Getting “it” and losing “it”

Anne: I’m feeling bored with what we are doing right now. I want to actually do this work, rather than just describe what is happening for us in this room. I want to do get into my fixations. I want to see how I’m fixating, and how to avoid this.

Peter F: Can you see that you are fixating right now? You are creating that this isn’t it. Actually you can see from your mood and the way you are holding your body that you are stuck. Given the general mood you are in, whatever you say, it will be an expression of the feeling that this just isn’t it.

Anne: Yes. I can see that. I know that I’d like things to be different, but just wanting it to be different isn’t changing anything. And you’re right. I do feel stuck with this.

[Pause]

Peter F: You seem to be wanting me to do something. It also feels as though you want some attention directed specifically towards you, in the hope that something will then shift.

Anne: Well yes. I do.

Claude: I’d like to ask if ….

Peter F: Please excuse me interrupting. We will come back to your query. But I’m just wanting to observe Anne, that you are already poised to interpret WHATEVER Claude is about to say as “more boring description”. At this moment you are predisposed to interpret whatever you hear as less than relevant. In other words you are predisposed to create that “this isn’t it.”

Anne: Hm, yes. Well, I prefer what you are saying now. This is more like what I’ve been wanting to do. I’m finding this useful.

Peter F: Perhaps. But now you are starting to move in the opposite direction. You are interpret- ing that this is it, or at least that this is closer to how things should be. Your experience is suddenly lighter. You don’t feel particularly stuck at this point. In fact, in the absence of any obstruction this could evolve into an experience of …

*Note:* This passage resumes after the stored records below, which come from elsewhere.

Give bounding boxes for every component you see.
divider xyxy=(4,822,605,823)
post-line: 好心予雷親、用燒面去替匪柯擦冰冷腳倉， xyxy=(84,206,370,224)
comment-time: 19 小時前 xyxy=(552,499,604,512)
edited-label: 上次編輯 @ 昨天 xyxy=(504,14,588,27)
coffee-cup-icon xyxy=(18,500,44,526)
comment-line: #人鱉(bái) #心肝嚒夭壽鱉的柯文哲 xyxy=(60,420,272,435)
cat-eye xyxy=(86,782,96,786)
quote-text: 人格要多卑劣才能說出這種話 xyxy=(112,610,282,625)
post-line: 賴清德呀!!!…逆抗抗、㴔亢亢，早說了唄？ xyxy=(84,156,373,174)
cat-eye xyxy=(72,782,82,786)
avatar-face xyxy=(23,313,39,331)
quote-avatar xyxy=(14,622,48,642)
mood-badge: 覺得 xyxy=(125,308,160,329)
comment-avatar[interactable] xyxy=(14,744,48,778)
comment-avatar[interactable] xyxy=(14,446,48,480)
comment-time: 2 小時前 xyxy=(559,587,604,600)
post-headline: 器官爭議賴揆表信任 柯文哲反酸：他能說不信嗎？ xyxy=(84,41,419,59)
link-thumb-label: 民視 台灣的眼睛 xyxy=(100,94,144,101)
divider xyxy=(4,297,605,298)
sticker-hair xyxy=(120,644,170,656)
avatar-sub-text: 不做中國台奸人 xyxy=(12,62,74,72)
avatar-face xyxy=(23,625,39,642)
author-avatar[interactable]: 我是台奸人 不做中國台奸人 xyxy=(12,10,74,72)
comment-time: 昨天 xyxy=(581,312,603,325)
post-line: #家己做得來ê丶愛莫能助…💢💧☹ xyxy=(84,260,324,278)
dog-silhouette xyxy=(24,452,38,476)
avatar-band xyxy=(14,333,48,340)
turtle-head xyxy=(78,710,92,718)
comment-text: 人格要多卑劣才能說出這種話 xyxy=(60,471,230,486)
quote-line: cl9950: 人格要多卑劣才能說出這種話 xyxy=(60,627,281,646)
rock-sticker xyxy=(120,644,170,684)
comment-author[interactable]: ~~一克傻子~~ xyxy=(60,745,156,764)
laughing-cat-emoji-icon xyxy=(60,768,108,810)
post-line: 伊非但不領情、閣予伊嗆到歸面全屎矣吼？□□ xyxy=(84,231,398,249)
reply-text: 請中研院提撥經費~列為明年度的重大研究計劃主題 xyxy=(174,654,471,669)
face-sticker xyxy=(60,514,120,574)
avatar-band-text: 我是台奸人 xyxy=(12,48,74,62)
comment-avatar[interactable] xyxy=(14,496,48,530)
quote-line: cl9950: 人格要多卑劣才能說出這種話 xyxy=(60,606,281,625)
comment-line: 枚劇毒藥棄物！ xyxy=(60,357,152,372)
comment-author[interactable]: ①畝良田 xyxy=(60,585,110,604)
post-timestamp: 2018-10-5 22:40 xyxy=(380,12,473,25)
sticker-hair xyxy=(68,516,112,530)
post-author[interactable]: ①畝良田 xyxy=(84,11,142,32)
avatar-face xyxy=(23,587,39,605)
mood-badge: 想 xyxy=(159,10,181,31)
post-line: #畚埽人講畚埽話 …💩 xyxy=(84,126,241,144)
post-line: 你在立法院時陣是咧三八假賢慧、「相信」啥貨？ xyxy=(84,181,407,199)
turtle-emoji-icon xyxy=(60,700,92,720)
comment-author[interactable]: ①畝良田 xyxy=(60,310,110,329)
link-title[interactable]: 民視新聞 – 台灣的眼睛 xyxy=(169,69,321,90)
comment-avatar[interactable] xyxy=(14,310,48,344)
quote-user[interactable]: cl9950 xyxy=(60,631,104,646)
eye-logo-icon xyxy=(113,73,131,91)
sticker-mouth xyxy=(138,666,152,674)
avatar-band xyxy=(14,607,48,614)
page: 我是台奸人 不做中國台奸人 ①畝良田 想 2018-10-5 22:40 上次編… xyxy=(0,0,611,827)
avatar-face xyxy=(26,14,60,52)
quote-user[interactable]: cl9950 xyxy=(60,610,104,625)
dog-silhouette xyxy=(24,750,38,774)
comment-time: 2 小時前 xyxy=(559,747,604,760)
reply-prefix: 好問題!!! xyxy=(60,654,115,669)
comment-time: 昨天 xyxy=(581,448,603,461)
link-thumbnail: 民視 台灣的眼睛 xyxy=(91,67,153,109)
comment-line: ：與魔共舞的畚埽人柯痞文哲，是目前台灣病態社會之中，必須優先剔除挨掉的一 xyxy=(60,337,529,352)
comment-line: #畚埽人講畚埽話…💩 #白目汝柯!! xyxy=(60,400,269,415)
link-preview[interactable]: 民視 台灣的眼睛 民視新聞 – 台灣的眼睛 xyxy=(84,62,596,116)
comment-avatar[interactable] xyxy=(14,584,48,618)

Anne: I’ve got it. I just got it. I’ve got what this whole process is for.

[Silence]

Henri: What happened? What did you do?

Anne: Nothing. Henri: But you must have done something. You seem so certain and clear.

[Silence]

Henri: So what is it?

Anne: I don’t know. I can’t say what it is. I can’t describe it, but I’ve got it.

[Silence]

Henri: But if you can’t say what it is, how do you know you’ve got it.

Anne: But I have got it. I know. There’s no need to know what it is. I’ve just got it. There isn’t anything to know.

Henri: But what about the Zen saying Peter sometimes quotes, that “the moment you think you’ve got, you’ve lost it.”

Anne: You can’t take this away from me because in fact there isn’t any IT. There is nothing to lose.

Michelle: But it still seems to me that you are saying that this is it, because you like it. Before, when you were feeling frustrated and bored you said that that wasn’t it, and now you are obviously feeling great, so you think that “This is it.”

Anne: This has got nothing to do with what I want. In fact I don’t want this. It just IS.

[Silence]

Henri: I’m feeling uncomfortable right now. I’m not finding this very helpful or interesting.

Peter F: Your reaction isn’t really surprising. When we think that someone else has got it, generally either of two things can happen. We can feel that we want it too, in which case we validate the experience. Or, we can negate the experience by dissociating from it. If we latch onto the experi- ence-if it feels highly desirable-then we want to know what it is and how it occurred, in the hope that we can participate in the same experience. We start asking: “What is it?” and “How did it happen?” just as some of you have done. Alternatively, if we feel that we can’t participate in the experience, we may try to invalidate it. Our jealousy can lead us to express indifference, or even to negate the experience by suggesting that “they just think they’ve got it”, or that they are just fixating on their experience. Henri, you began by wanting to join Anne in her experience. To some extent you were basking in the afterglow of her breakthrough. But now that you feel you can’t personally participate in it you are expressing disinterest in what has happened for her.

Henri: I can see that.

Anne: I’m just thinking. I could lose this. I’m wondering if there is a different experience that is completely invincible.

Peter F: Be careful! (Laughing) You can’t afford to think like that.

Maurice: My understanding is that enlightenment is permanent.

Peter F: You have to be very careful who you listen to right now.

Anne: What do you mean?

Peter F: If you take Maurice’s suggestion seriously and begin to participate in his construction, your present experience will very quickly dissipate.

Anne: So what should I do? Who should I listen to?

Peter F: I’m just pointing out the consequences of the different interpretations you could take on board.

Anne: I already feel that something has been taken from me.

Peter F: But you say that as though you have no role in it. If we hang onto something for long enough, it is bound to shift at some point. In fact, the moment we judge that it is valuable we have already distorted the original experience which lay beyond any judgment of good or bad, desirable or undesirable. Extracted from a course held in Switzerland. Except for Peter F (Peter Fenner), the names don’t correspond to actual participants in the course.